Photo: Kelly Rossiter
Prep time: 10 minutes
Total time: 45-50 minutes
Yields: 4 servings
- 1/4 plus 1/3 cup extra virgin olive oil
- 5 cloves garlic minced
- 1/2 cup fresh basil, shredded
- 6 cups cubed or torn day-old bread
- 2 28-ounce cans good, quality whole tomatoes in juice
- 2 1/2 cups water
- 10 fresh sage leaves
- In a large soup pot, pour 1/4 cup of the olive oil and gently turn the pan so that the oil coats the bottom; heat over medium heat. When the oil is warm, add your garlic and sauté for a bit but don’t let it get brown.
- Add the basil and stir, then add the cubed bread plus some (at least a 1/2 teaspoon) salt and several good grinds of black pepper. When the bread is oiled and a bit toasted, add the tomatoes and their juices. Roughly mash the whole tomatoes against the side of the pot with a wooden spoon.
- Once this has all cooked together some, taste and add more salt if needed. Then, add water (about 2 and 1/2 cups) to get a thick but not super thick consistency. Simmer for a while, about 40 minutes, stirring regularly.
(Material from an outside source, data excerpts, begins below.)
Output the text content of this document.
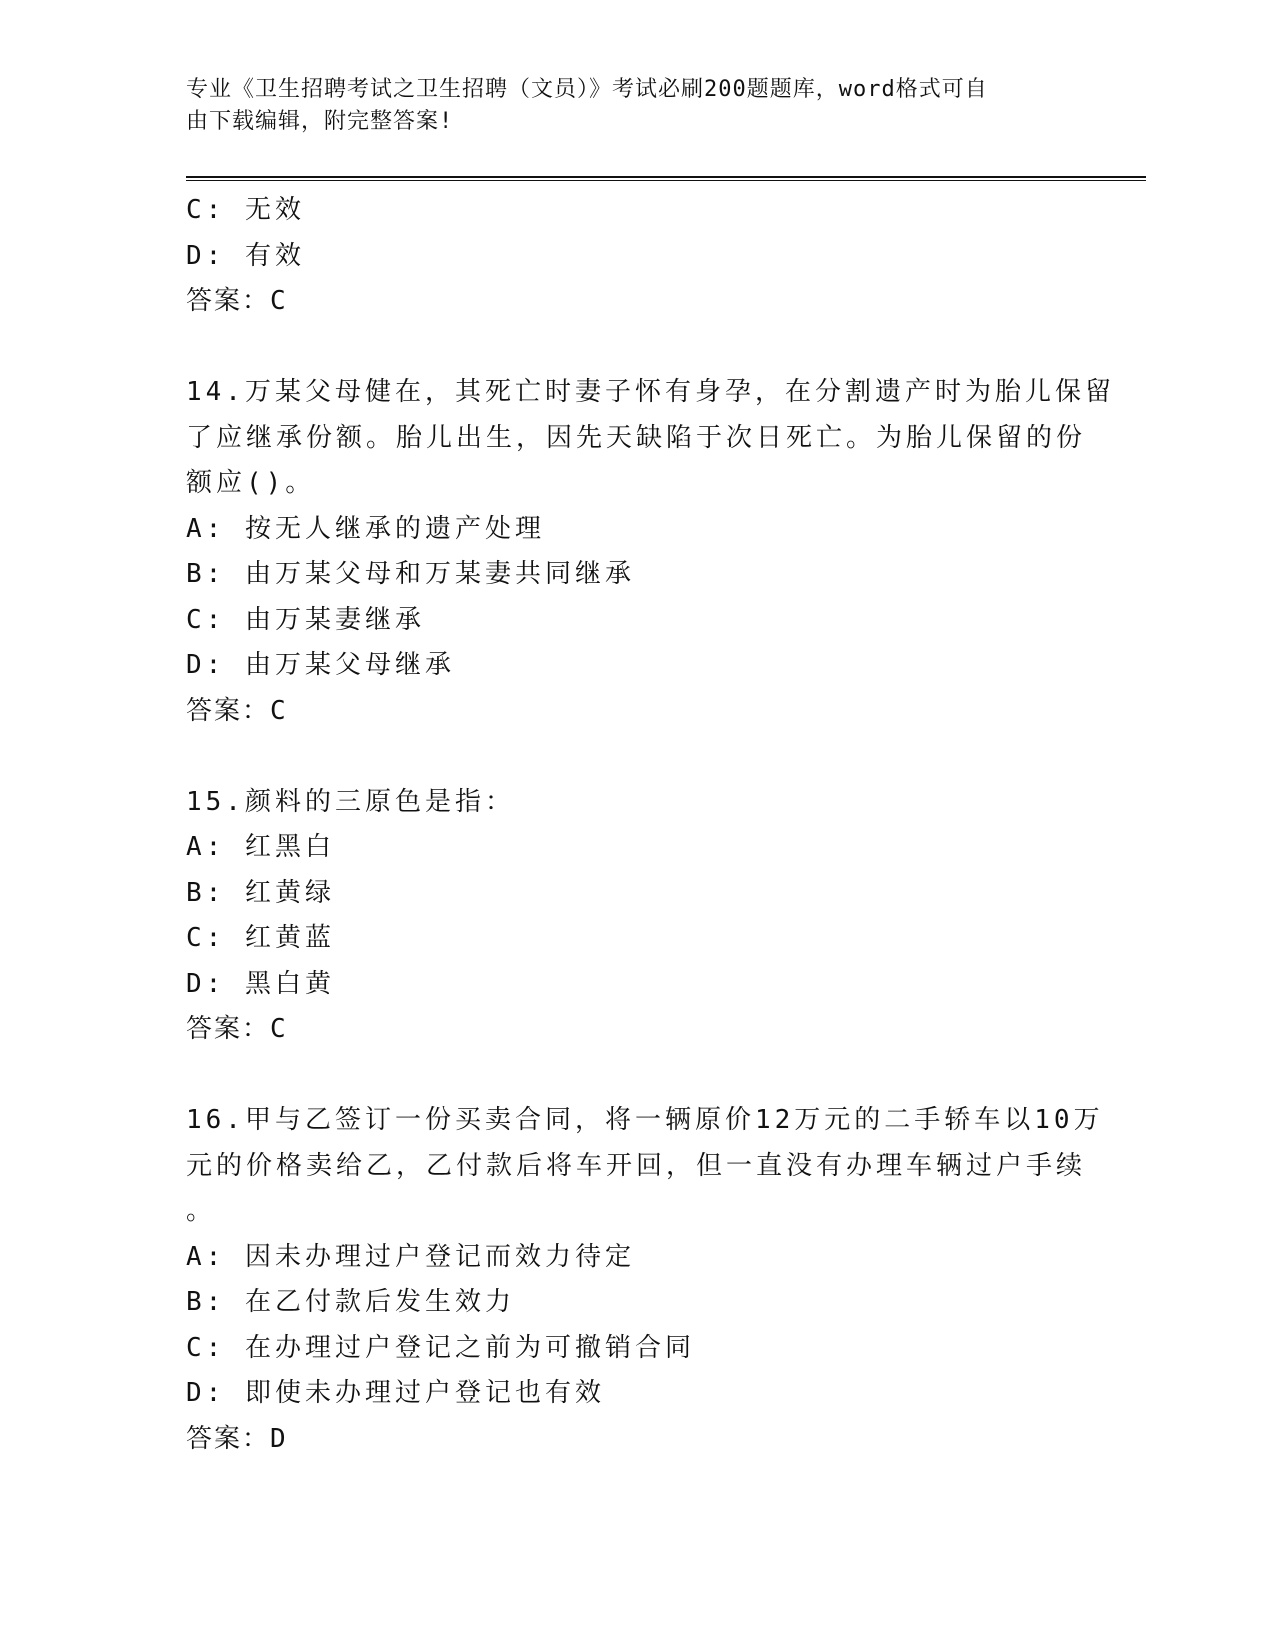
专业《卫生招聘考试之卫生招聘（文员）》考试必刷200题题库，word格式可自
由下载编辑，附完整答案!
C: 无效
D: 有效
答案：C
14.万某父母健在，其死亡时妻子怀有身孕，在分割遗产时为胎儿保留
了应继承份额。胎儿出生，因先天缺陷于次日死亡。为胎儿保留的份
额应()。
A: 按无人继承的遗产处理
B: 由万某父母和万某妻共同继承
C: 由万某妻继承
D: 由万某父母继承
答案：C
15.颜料的三原色是指：
A: 红黑白
B: 红黄绿
C: 红黄蓝
D: 黑白黄
答案：C
16.甲与乙签订一份买卖合同，将一辆原价12万元的二手轿车以10万
元的价格卖给乙，乙付款后将车开回，但一直没有办理车辆过户手续
。
A: 因未办理过户登记而效力待定
B: 在乙付款后发生效力
C: 在办理过户登记之前为可撤销合同
D: 即使未办理过户登记也有效
答案：D
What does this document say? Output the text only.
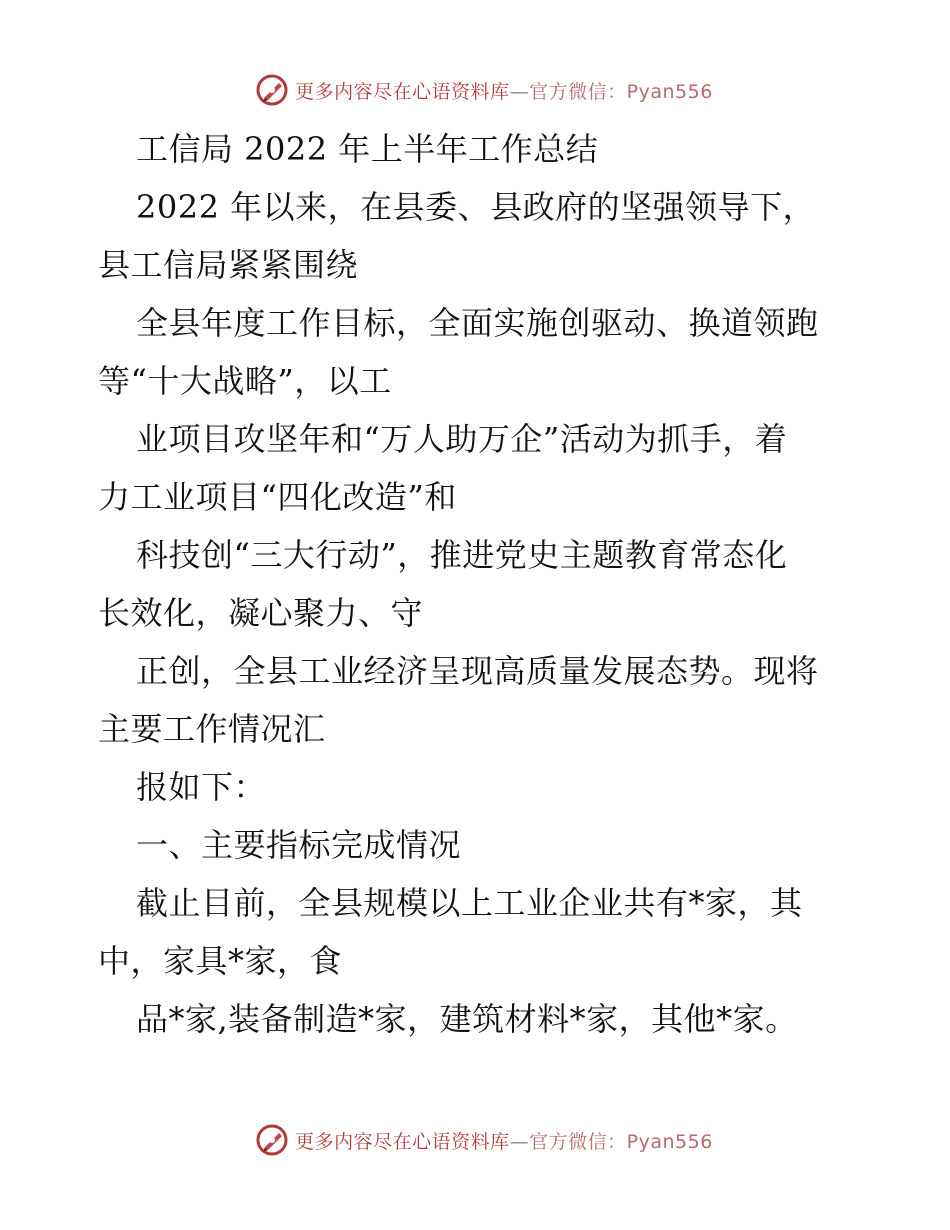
更多内容尽在心语资料库—官方微信：Pyan556
工信局 2022 年上半年工作总结
2022 年以来，在县委、县政府的坚强领导下，
县工信局紧紧围绕
全县年度工作目标，全面实施创驱动、换道领跑
等“十大战略”，以工
业项目攻坚年和“万人助万企”活动为抓手，着
力工业项目“四化改造”和
科技创“三大行动”，推进党史主题教育常态化
长效化，凝心聚力、守
正创，全县工业经济呈现高质量发展态势。现将
主要工作情况汇
报如下：
一、主要指标完成情况
截止目前，全县规模以上工业企业共有*家，其
中，家具*家，食
品*家,装备制造*家，建筑材料*家，其他*家。
更多内容尽在心语资料库—官方微信：Pyan556
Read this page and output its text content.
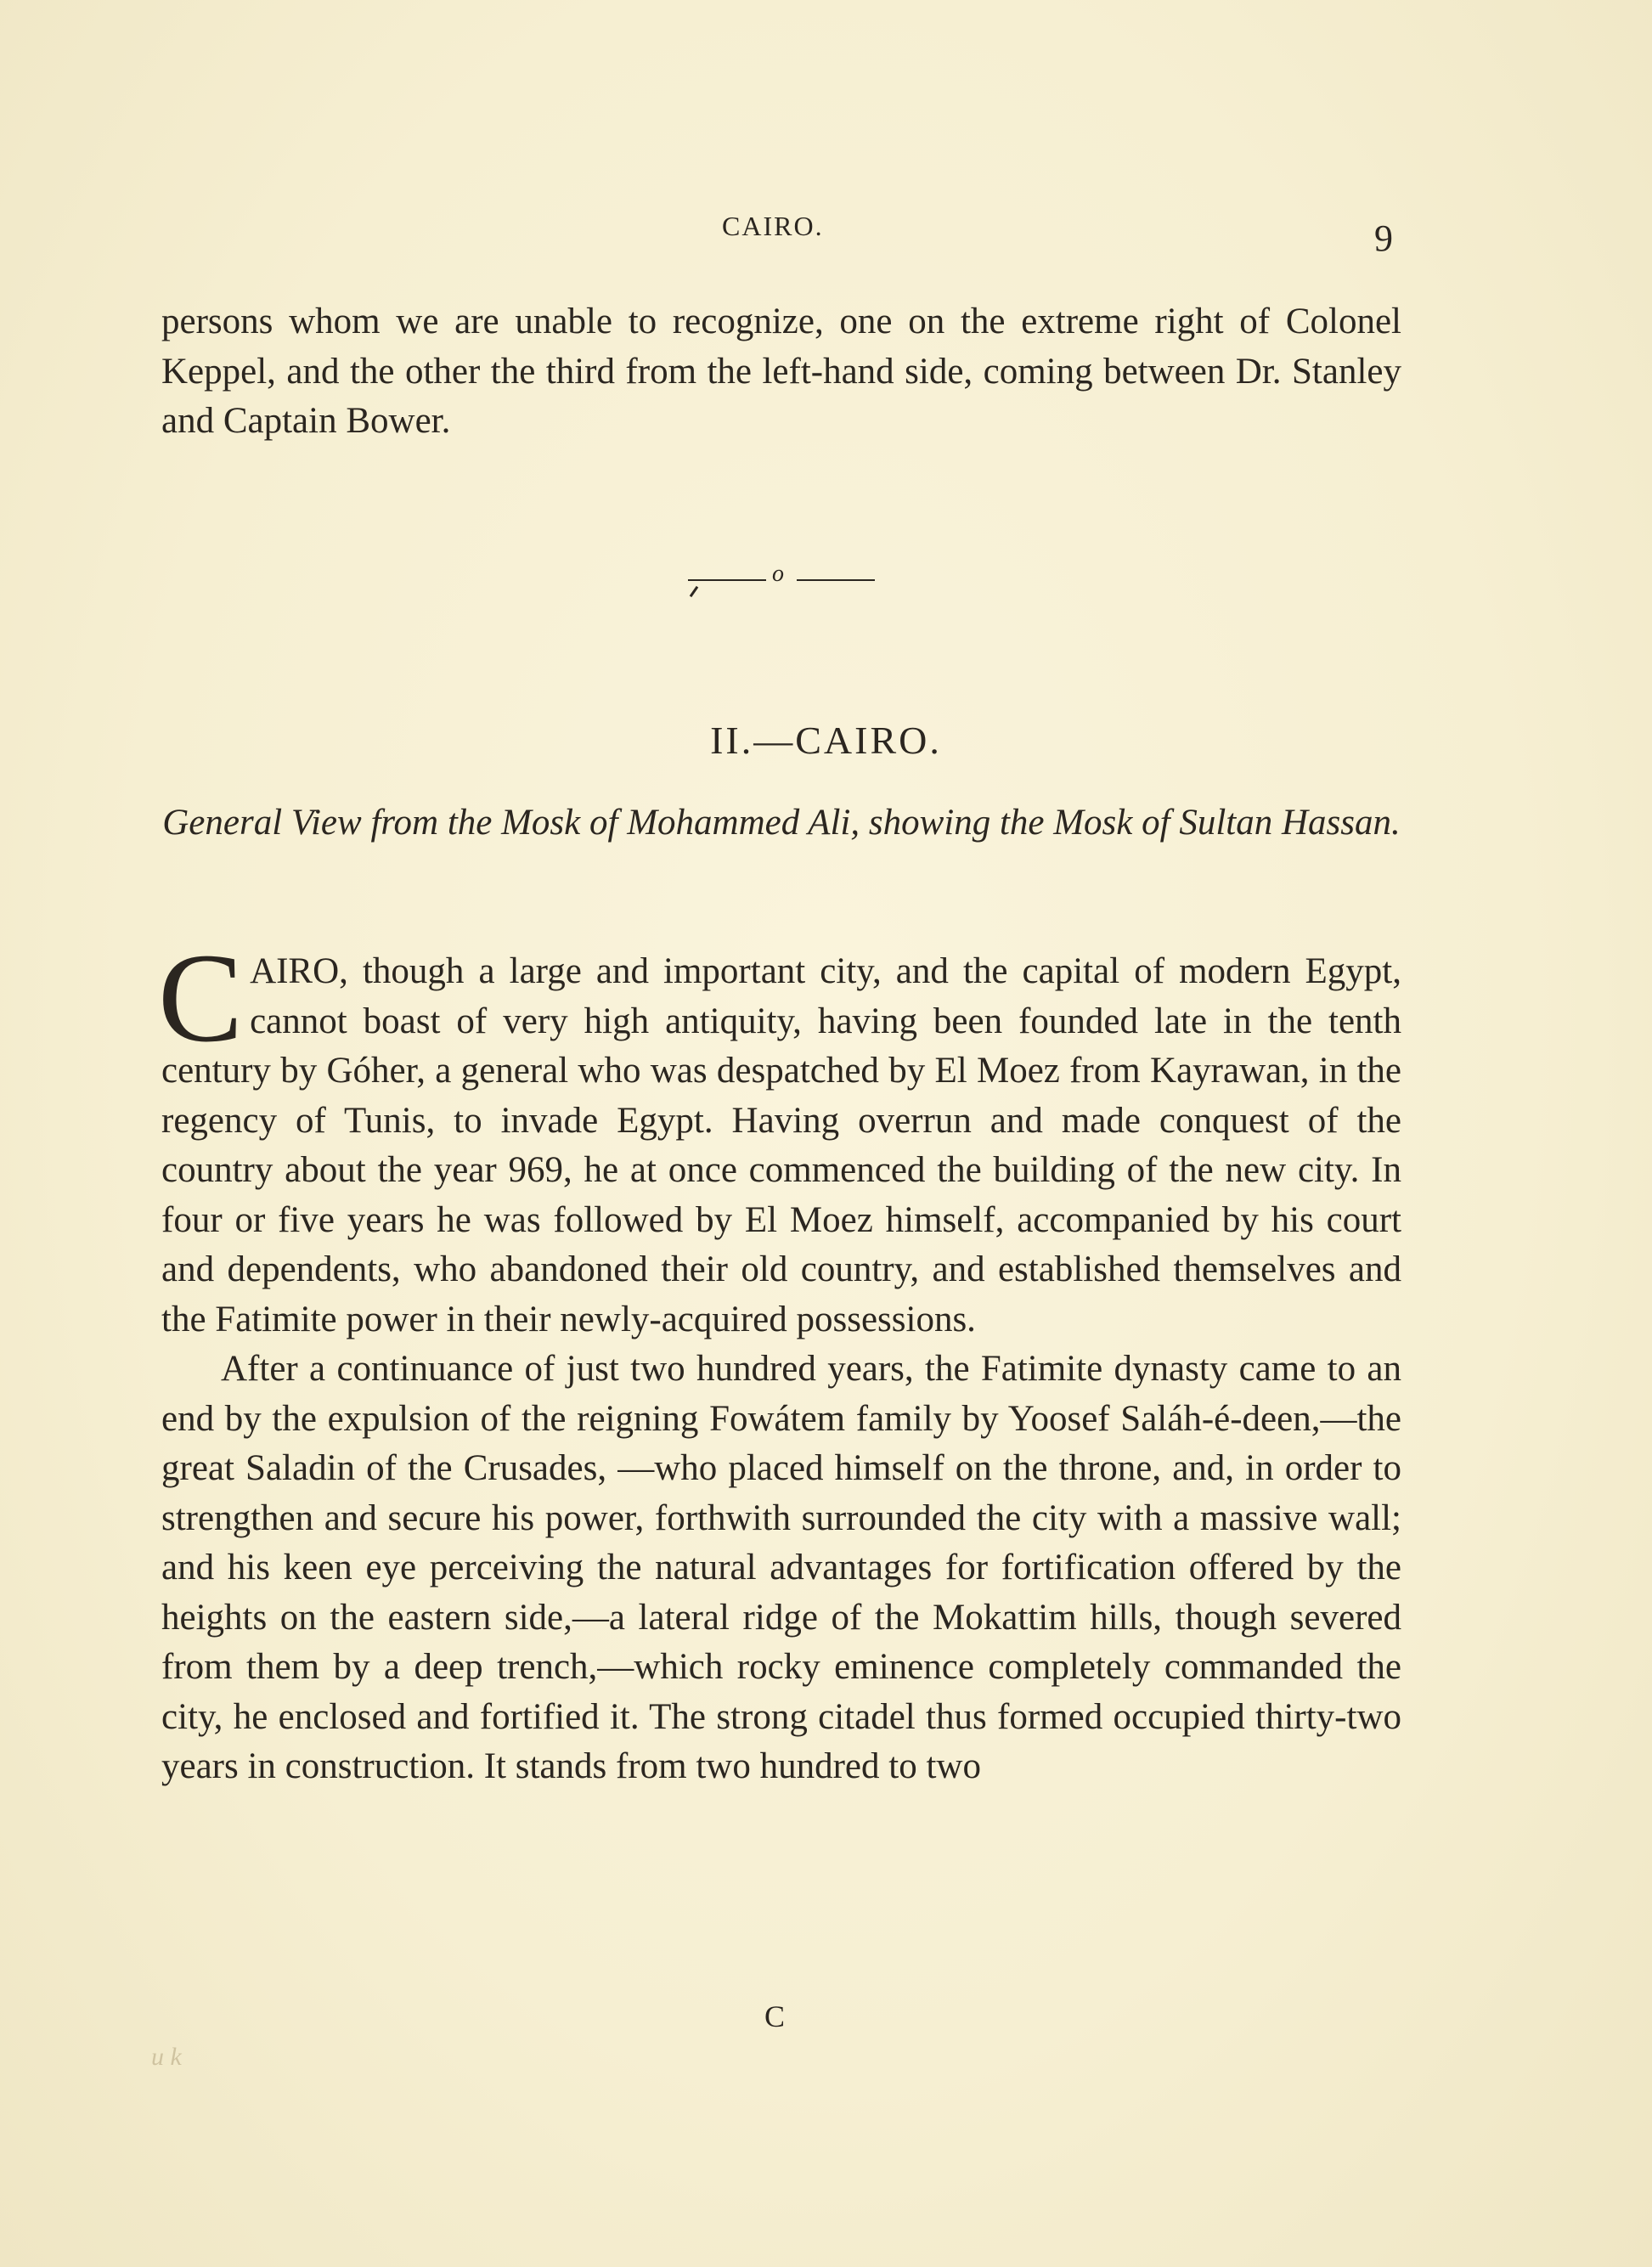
CAIRO.	9

persons whom we are unable to recognize, one on the extreme right of Colonel Keppel, and the other the third from the left-hand side, coming between Dr. Stanley and Captain Bower.

o
II.—CAIRO.
General View from the Mosk of Mohammed Ali, showing the Mosk of Sultan Hassan.

CAIRO, though a large and important city, and the capital of modern Egypt, cannot boast of very high antiquity, having been founded late in the tenth century by Góher, a general who was despatched by El Moez from Kayrawan, in the regency of Tunis, to invade Egypt. Having overrun and made conquest of the country about the year 969, he at once commenced the building of the new city. In four or five years he was followed by El Moez himself, accompanied by his court and dependents, who abandoned their old country, and established themselves and the Fatimite power in their newly-acquired possessions.

After a continuance of just two hundred years, the Fatimite dynasty came to an end by the expulsion of the reigning Fowátem family by Yoosef Saláh-é-deen,—the great Saladin of the Crusades, —who placed himself on the throne, and, in order to strengthen and secure his power, forthwith surrounded the city with a massive wall; and his keen eye perceiving the natural advantages for fortification offered by the heights on the eastern side,—a lateral ridge of the Mokattim hills, though severed from them by a deep trench,—which rocky eminence completely commanded the city, he enclosed and fortified it. The strong citadel thus formed occupied thirty-two years in construction. It stands from two hundred to two

C
u k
- In the meantime, make the sage oil by heating the remaining 1/3 cups of oil in a small pan over medium-high heat. When it's quite hot, add all the sage and remove from heat. Let steep for about 20 minutes. Carefully remove the whole leaves for garnish and strain the oil through a fine mesh sieve. When the soup is ready, ladle into bowls and drizzle some of the strained oil over each. Garnish with a fried sage leaf and serve.